Last week a group of Democratic senators introduced a resolution opposing the move, prompting Russian foreign ministry spokesperson Maria Zakharova to accuse them of “Russophobia” and of trying to “use the Russia factor in domestic political battles.”

Any attempt to expanding the G7 would be ineffective without involving China, she said.

“The days of elite clubs are gone,” Zakharova said. “It is clear that no serious conversation on crucial global issues is possible without China.”

In fact Trump in making the proposal had suggested that an enlarged grouping of leading industrialized countries should form a bulwark against China. He referred to the group becoming “a G10 or G11 against G1.”

Albert Goldson, executive director of geopolitical risk assessment and public policy firm Cerulean, said that expanding the G7 to include not only Russia but also China and India would increase its efficacy.

“The G7’s economic objectives are meaningless if they continue to exclude India, the world’s largest democracy, second most populous country and fifth largest economy, and China, the world’s second largest economy and most populous country – albeit politically communist,” he said.

Goldson added that, while Japan is an exception, the G7/8 without Chinese and Indian participation “gives the perception of continued colonialism and racism.”
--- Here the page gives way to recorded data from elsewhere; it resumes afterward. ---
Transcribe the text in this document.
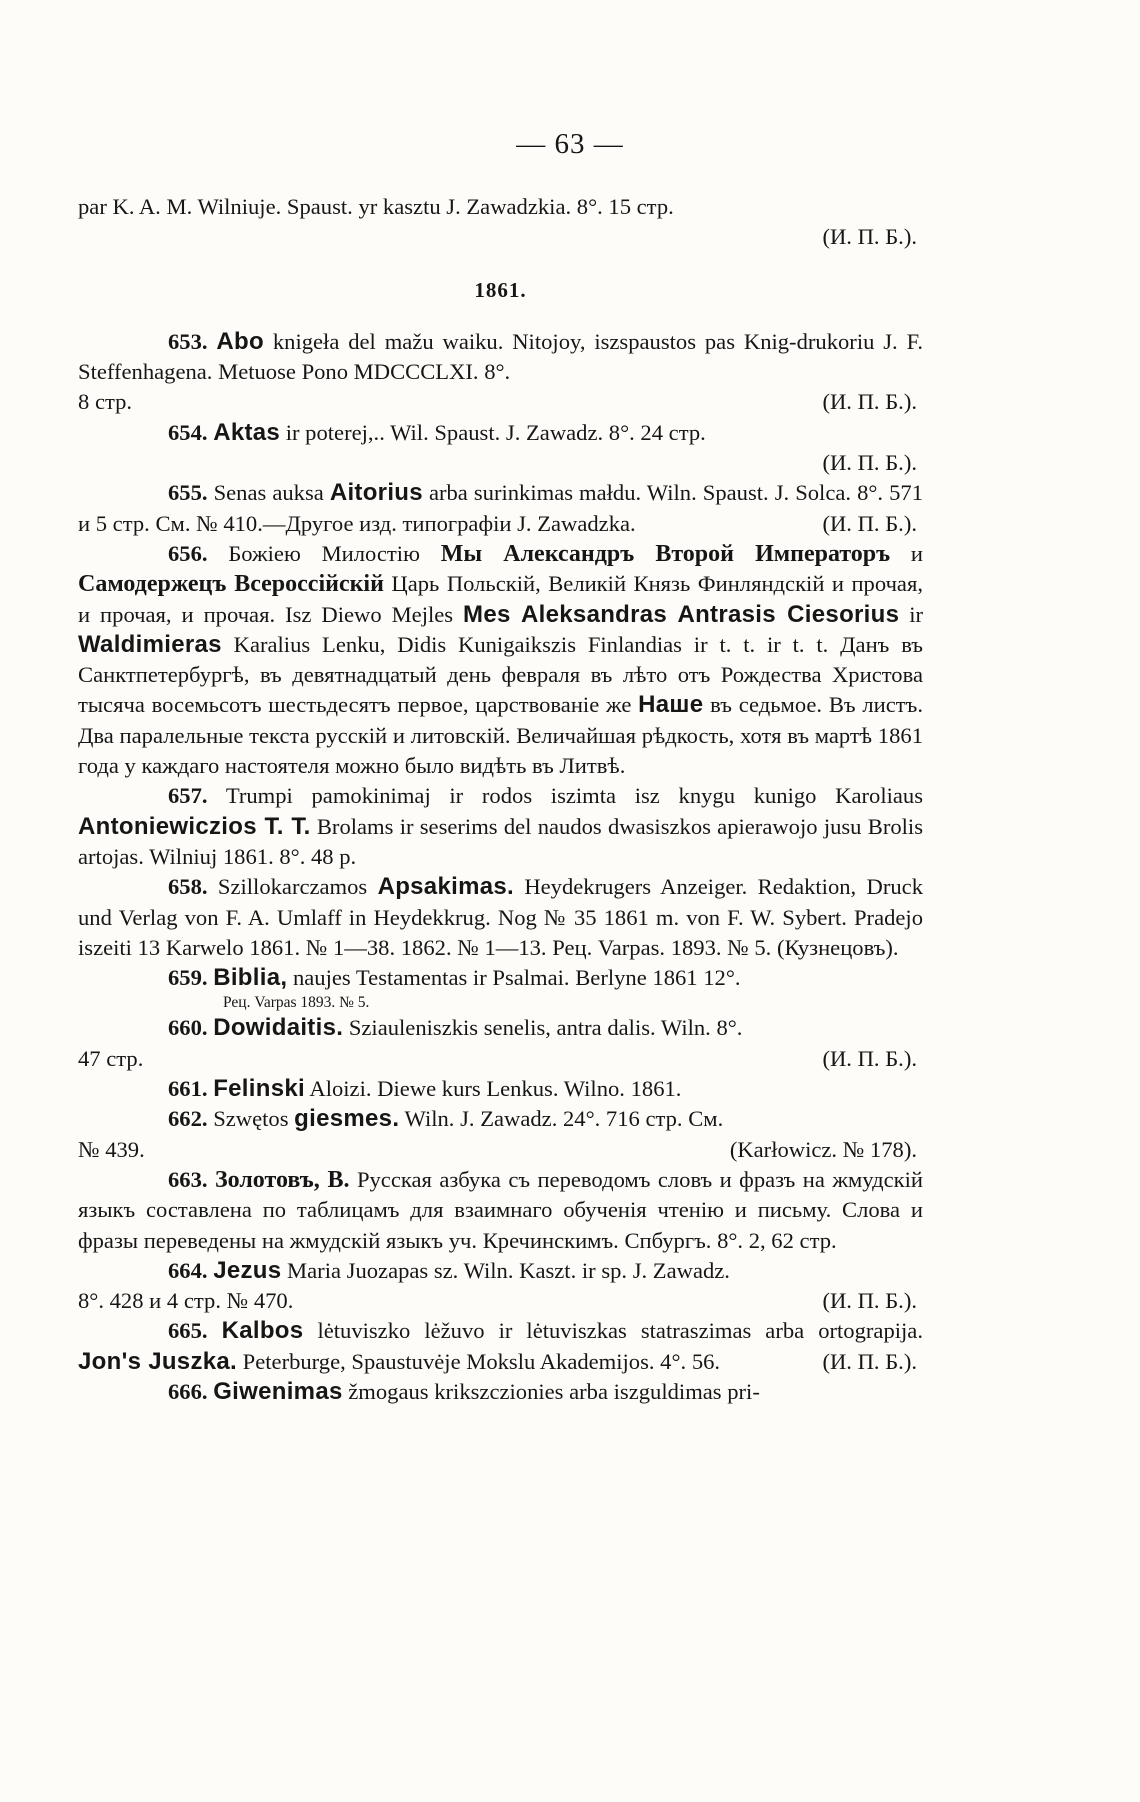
— 63 —

par K. A. M. Wilniuje. Spaust. yr kasztu J. Zawadzkia. 8°. 15 стр.

(И. П. Б.).

1861.

653. Abo knigeła del mažu waiku. Nitojoy, iszspaustos pas Knig-drukoriu J. F. Steffenhagena. Metuose Pono MDCCCLXI. 8°.

8 стр.	(И. П. Б.).

654. Aktas ir poterej,.. Wil. Spaust. J. Zawadz. 8°. 24 стр.

(И. П. Б.).

655. Senas auksa Aitorius arba surinkimas małdu. Wiln. Spaust. J. Solca. 8°. 571 и 5 стр. См. № 410.—Другое изд. типографіи J. Zawadzka.	(И. П. Б.).

656. Божіею Милостію Мы Александръ Второй Императоръ и Самодержецъ Всероссійскій Царь Польскій, Великій Князь Финляндскій и прочая, и прочая, и прочая. Isz Diewo Mejles Mes Aleksandras Antrasis Ciesorius ir Waldimieras Karalius Lenku, Didis Kunigaikszis Finlandias ir t. t. ir t. t. Данъ въ Санктпетербургѣ, въ девятнадцатый день февраля въ лѣто отъ Рождества Христова тысяча восемьсотъ шестьдесятъ первое, царствованіе же Наше въ седьмое. Въ листъ. Два паралельные текста русскій и литовскій. Величайшая рѣдкость, хотя въ мартѣ 1861 года у каждаго настоятеля можно было видѣть въ Литвѣ.

657. Trumpi pamokinimaj ir rodos iszimta isz knygu kunigo Karoliaus Antoniewiczios T. T. Brolams ir seserims del naudos dwasiszkos apierawojo jusu Brolis artojas. Wilniuj 1861. 8°. 48 p.

658. Szillokarczamos Apsakimas. Heydekrugers Anzeiger. Redaktion, Druck und Verlag von F. A. Umlaff in Heydekkrug. Nog № 35 1861 m. von F. W. Sybert. Pradejo iszeiti 13 Karwelo 1861. № 1—38. 1862. № 1—13. Рец. Varpas. 1893. № 5. (Кузнецовъ).

659. Biblia, naujes Testamentas ir Psalmai. Berlyne 1861 12°.

Рец. Varpas 1893. № 5.

660. Dowidaitis. Sziauleniszkis senelis, antra dalis. Wiln. 8°.

47 стр.	(И. П. Б.).

661. Felinski Aloizi. Diewe kurs Lenkus. Wilno. 1861.

662. Szwętos giesmes. Wiln. J. Zawadz. 24°. 716 стр. См.

№ 439.	(Karłowicz. № 178).

663. Золотовъ, В. Русская азбука съ переводомъ словъ и фразъ на жмудскій языкъ составлена по таблицамъ для взаимнаго обученія чтенію и письму. Слова и фразы переведены на жмудскій языкъ уч. Кречинскимъ. Спбургъ. 8°. 2, 62 стр.

664. Jezus Maria Juozapas sz. Wiln. Kaszt. ir sp. J. Zawadz.

8°. 428 и 4 стр. № 470.	(И. П. Б.).

665. Kalbos lėtuviszko lėžuvo ir lėtuviszkas statraszimas arba ortograpija. Jon's Juszka. Peterburge, Spaustuvėje Mokslu Akademijos. 4°. 56.	(И. П. Б.).

666. Giwenimas žmogaus krikszczionies arba iszguldimas pri-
Ankur Yadav, a post-doctoral fellow at the Freie University in Berlin, said Russia’s rejection of Trump’s offer was a signal that it “seeks to challenge the U.S.-led liberal order, and is confident about its place along with China in the emerging world order.”

“The West cannot exclude Russia, China or India in dealing with global challenges such as pandemics, climate change and terrorism,” added Yadav, a specialist in Russian politics.

He cited a report by the World Economic Forum saying that Asian economies this year will be larger than the rest of the world combined, in terms of purchasing power parity.